Arne Dekke Eide Næss (27 January 1912 – 12 January 2009) was the founder of deep ecology.[2] He was the youngest person to be appointed full professor at the University of Oslo.

Næss cited Rachel Carson's 1962 book Silent Spring as being a key influence in his vision of deep ecology. Næss combined his ecological vision with Gandhian nonviolence and on several occasions participated in direct action. In 1970, together with a large number of demonstrators, he chained himself to rocks in front of Mardalsfossen, a waterfall in a Norwegian fjord, and refused to descend until plans to build a dam were dropped.
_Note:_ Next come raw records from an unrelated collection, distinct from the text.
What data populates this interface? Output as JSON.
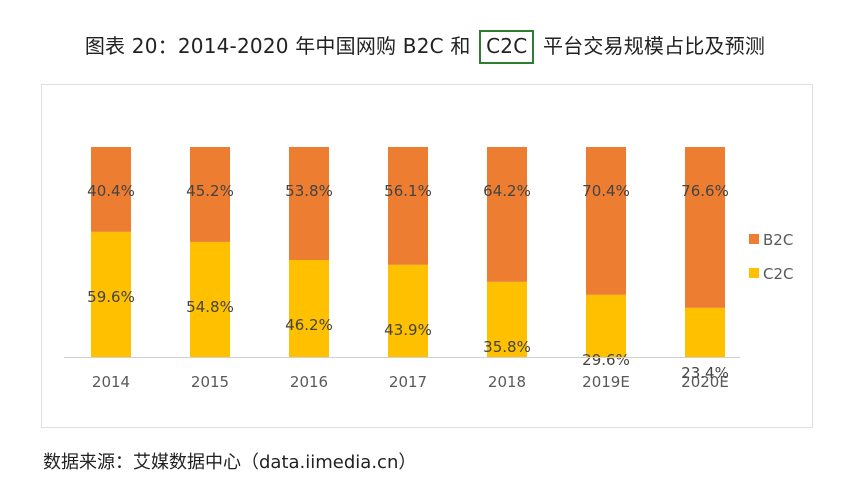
{
  "title": {
    "prefix": "图表 20：2014-2020 年中国网购 B2C 和",
    "highlight": "C2C",
    "suffix": "平台交易规模占比及预测"
  },
  "source": "数据来源：艾媒数据中心（data.iimedia.cn）",
  "colors": {
    "b2c": "#ED7D31",
    "c2c": "#FFC000",
    "axis": "#d0d0d0",
    "label": "#444444",
    "tick": "#595959"
  },
  "chart_data": {
    "type": "bar",
    "stacked": true,
    "title": "图表 20：2014-2020 年中国网购 B2C 和 C2C 平台交易规模占比及预测",
    "categories": [
      "2014",
      "2015",
      "2016",
      "2017",
      "2018",
      "2019E",
      "2020E"
    ],
    "series": [
      {
        "name": "C2C",
        "values": [
          59.6,
          54.8,
          46.2,
          43.9,
          35.8,
          29.6,
          23.4
        ],
        "labels": [
          "59.6%",
          "54.8%",
          "46.2%",
          "43.9%",
          "35.8%",
          "29.6%",
          "23.4%"
        ]
      },
      {
        "name": "B2C",
        "values": [
          40.4,
          45.2,
          53.8,
          56.1,
          64.2,
          70.4,
          76.6
        ],
        "labels": [
          "40.4%",
          "45.2%",
          "53.8%",
          "56.1%",
          "64.2%",
          "70.4%",
          "76.6%"
        ]
      }
    ],
    "legend": [
      "B2C",
      "C2C"
    ],
    "ylim": [
      0,
      100
    ],
    "unit": "%",
    "legend_position": "right"
  }
}
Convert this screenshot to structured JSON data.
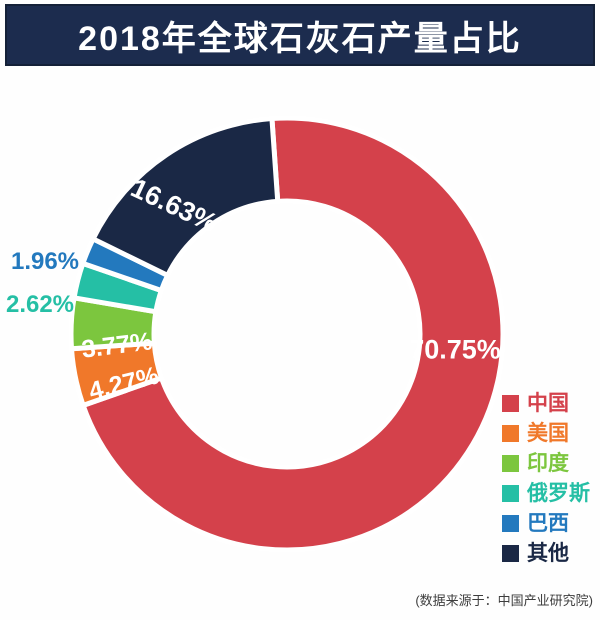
{
  "chart_data": {
    "type": "pie",
    "subtype": "donut",
    "title": "2018年全球石灰石产量占比",
    "source_note": "(数据来源于：中国产业研究院)",
    "unit": "%",
    "legend_position": "right",
    "start_angle_deg": -4,
    "direction": "clockwise",
    "colors": {
      "banner_bg": "#1c2c4e",
      "banner_text": "#ffffff",
      "inside_label": "#ffffff",
      "background": "#fefefe"
    },
    "slices": [
      {
        "id": "china",
        "name": "中国",
        "value": 70.75,
        "label": "70.75%",
        "color": "#d4414b",
        "label_inside": true
      },
      {
        "id": "usa",
        "name": "美国",
        "value": 4.27,
        "label": "4.27%",
        "color": "#f0782a",
        "label_inside": true
      },
      {
        "id": "india",
        "name": "印度",
        "value": 3.77,
        "label": "3.77%",
        "color": "#7cc63e",
        "label_inside": true
      },
      {
        "id": "russia",
        "name": "俄罗斯",
        "value": 2.62,
        "label": "2.62%",
        "color": "#25bfa5",
        "label_inside": false
      },
      {
        "id": "brazil",
        "name": "巴西",
        "value": 1.96,
        "label": "1.96%",
        "color": "#2379be",
        "label_inside": false
      },
      {
        "id": "other",
        "name": "其他",
        "value": 16.63,
        "label": "16.63%",
        "color": "#1a2845",
        "label_inside": true
      }
    ]
  }
}
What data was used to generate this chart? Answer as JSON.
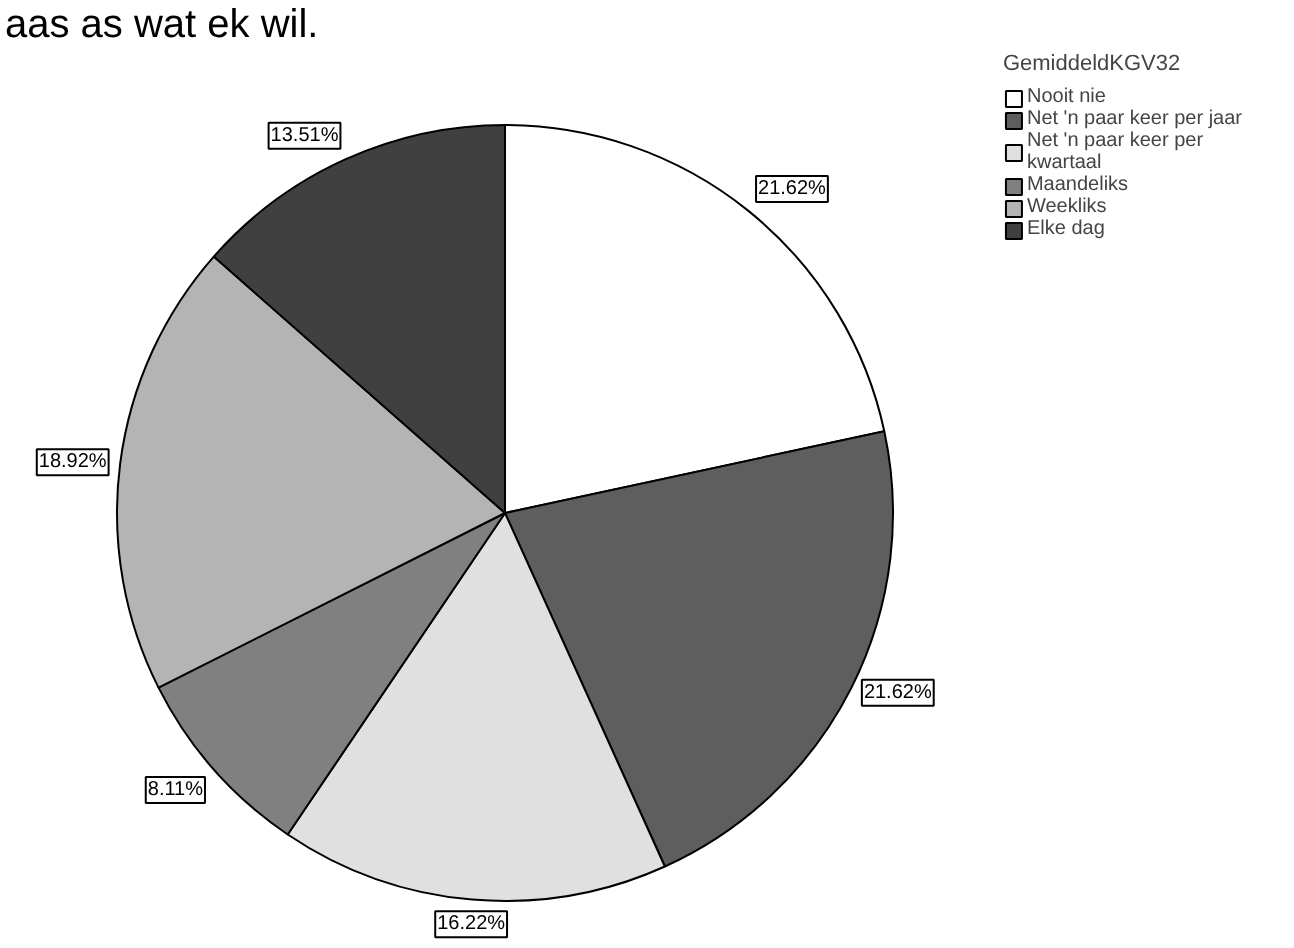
{
  "chart_data": {
    "type": "pie",
    "title": "aas as wat ek wil.",
    "legend_title": "GemiddeldKGV32",
    "categories": [
      "Nooit nie",
      "Net 'n paar keer per jaar",
      "Net 'n paar keer per kwartaal",
      "Maandeliks",
      "Weekliks",
      "Elke dag"
    ],
    "values": [
      21.62,
      21.62,
      16.22,
      8.11,
      18.92,
      13.51
    ],
    "colors": [
      "#ffffff",
      "#5e5e5e",
      "#e0e0e0",
      "#808080",
      "#b4b4b4",
      "#404040"
    ],
    "value_labels": [
      "21.62%",
      "21.62%",
      "16.22%",
      "8.11%",
      "18.92%",
      "13.51%"
    ],
    "legend": "top right"
  }
}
Though the demonstrators were carried away by police and the dam was eventually built, the demonstration launched a more activist phase of Norwegian environmentalism[3]. In 1958, Arne Næss founded the interdiciplinary journal of philosophy Inquiry.

Næss had been a minor political candidate for the Norwegian Green Party.[4]
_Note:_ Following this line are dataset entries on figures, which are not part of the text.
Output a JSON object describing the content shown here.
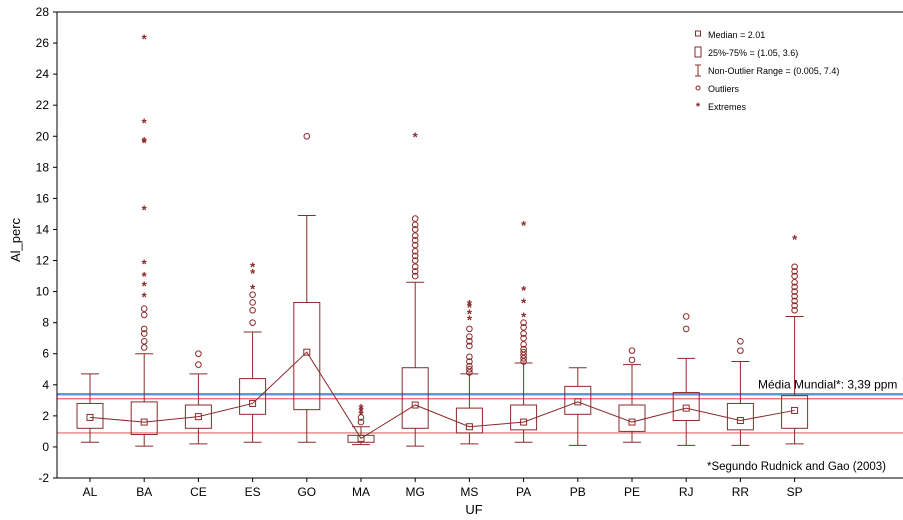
{
  "chart_data": {
    "type": "box",
    "xlabel": "UF",
    "ylabel": "Al_perc",
    "ylim": [
      -2,
      28
    ],
    "yticks": [
      -2,
      0,
      2,
      4,
      6,
      8,
      10,
      12,
      14,
      16,
      18,
      20,
      22,
      24,
      26,
      28
    ],
    "grid": false,
    "legend_position": "top-right",
    "categories": [
      "AL",
      "BA",
      "CE",
      "ES",
      "GO",
      "MA",
      "MG",
      "MS",
      "PA",
      "PB",
      "PE",
      "RJ",
      "RR",
      "SP"
    ],
    "medians": [
      1.9,
      1.6,
      1.95,
      2.8,
      6.1,
      0.55,
      2.7,
      1.3,
      1.6,
      2.9,
      1.6,
      2.5,
      1.7,
      2.35
    ],
    "q1": [
      1.2,
      0.8,
      1.2,
      2.1,
      2.4,
      0.3,
      1.2,
      0.9,
      1.1,
      2.1,
      1.0,
      1.7,
      1.1,
      1.2
    ],
    "q3": [
      2.8,
      2.9,
      2.7,
      4.4,
      9.3,
      0.75,
      5.1,
      2.5,
      2.7,
      3.9,
      2.7,
      3.5,
      2.8,
      3.3
    ],
    "whisker_low": [
      0.3,
      0.05,
      0.2,
      0.3,
      0.3,
      0.15,
      0.05,
      0.2,
      0.3,
      0.1,
      0.3,
      0.1,
      0.1,
      0.2
    ],
    "whisker_high": [
      4.7,
      6.0,
      4.7,
      7.4,
      14.9,
      1.3,
      10.6,
      4.7,
      5.4,
      5.1,
      5.3,
      5.7,
      5.5,
      8.4
    ],
    "outliers": [
      [],
      [
        6.4,
        6.8,
        7.3,
        7.6,
        8.5,
        8.9
      ],
      [
        5.3,
        6.0
      ],
      [
        8.0,
        8.8,
        9.3,
        9.8
      ],
      [
        20.0
      ],
      [
        1.6,
        1.9
      ],
      [
        11.0,
        11.3,
        11.6,
        12.0,
        12.3,
        12.6,
        13.0,
        13.3,
        13.6,
        14.0,
        14.3,
        14.7
      ],
      [
        4.8,
        5.0,
        5.2,
        5.5,
        5.8,
        6.5,
        6.8,
        7.1,
        7.6
      ],
      [
        5.5,
        5.7,
        5.9,
        6.1,
        6.3,
        6.6,
        7.0,
        7.3,
        7.7,
        8.0
      ],
      [],
      [
        5.6,
        6.2
      ],
      [
        7.6,
        8.4
      ],
      [
        6.2,
        6.8
      ],
      [
        8.8,
        9.1,
        9.4,
        9.7,
        10.0,
        10.3,
        10.6,
        11.0,
        11.3,
        11.6
      ]
    ],
    "extremes": [
      [],
      [
        9.7,
        10.4,
        11.0,
        11.8,
        15.3,
        19.6,
        19.7,
        20.9,
        26.3
      ],
      [],
      [
        10.2,
        11.2,
        11.6
      ],
      [],
      [
        2.1,
        2.3,
        2.5
      ],
      [
        20.0
      ],
      [
        8.2,
        8.6,
        9.0,
        9.2
      ],
      [
        8.4,
        9.3,
        10.1,
        14.3
      ],
      [],
      [],
      [],
      [],
      [
        13.4
      ]
    ],
    "reference_lines": [
      {
        "value": 3.39,
        "color": "#5b9bd5",
        "label": "Média Mundial*: 3,39 ppm"
      },
      {
        "value": 3.1,
        "color": "#e06666"
      },
      {
        "value": 0.9,
        "color": "#e06666"
      }
    ],
    "footnote": "*Segundo Rudnick and Gao (2003)",
    "legend": [
      {
        "symbol": "square-dot",
        "label": "Median = 2.01"
      },
      {
        "symbol": "box",
        "label": "25%-75%     = (1.05, 3.6)"
      },
      {
        "symbol": "whisker",
        "label": "Non-Outlier Range     = (0.005, 7.4)"
      },
      {
        "symbol": "circle",
        "label": "Outliers"
      },
      {
        "symbol": "star",
        "label": "Extremes"
      }
    ]
  },
  "colors": {
    "series": "#8b2a2a",
    "world_line": "#5b9bd5",
    "bound_line": "#e06666",
    "axis": "#000000"
  }
}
Næss was a noted mountaineer, who in 1950 led the expedition that made the first ascent of Tirich Mir (7,708 m). The Tvergastein hut in the Hallingskarvet massif played an important role in Næss' life.
Philosophy

Arne Næss' main philosophical work from the 1950s was entitled "Interpretation and Preciseness". This was an application of set theory to the problems of language interpretation, extending the work of such logicians as Leonhard Euler, and semanticists such as Charles Kay Ogden in The Meaning of Meaning. A simple way of explaining it is that any given utterance (word, phrase, or sentence) can be considered as having different potential interpretations, depending on prevailing language norms, the characteristics of particular persons or groups of users, and the language situation in which the utterance occurred. These differing interpretations are to be formulated in more precise language represented as subsets of the original utterance. Each subset can, in its turn, have further subsets (theoretically ad infinitum). The advantages of this conceptualisation of interpretation are various. It enables systematic demonstration of possible interpretation, making possible evaluation of which are the more and less "reasonable interpretations". It is a logical instrument for demonstrating language vagueness, undue generalisation, conflation, pseudo-agreement and effective communication.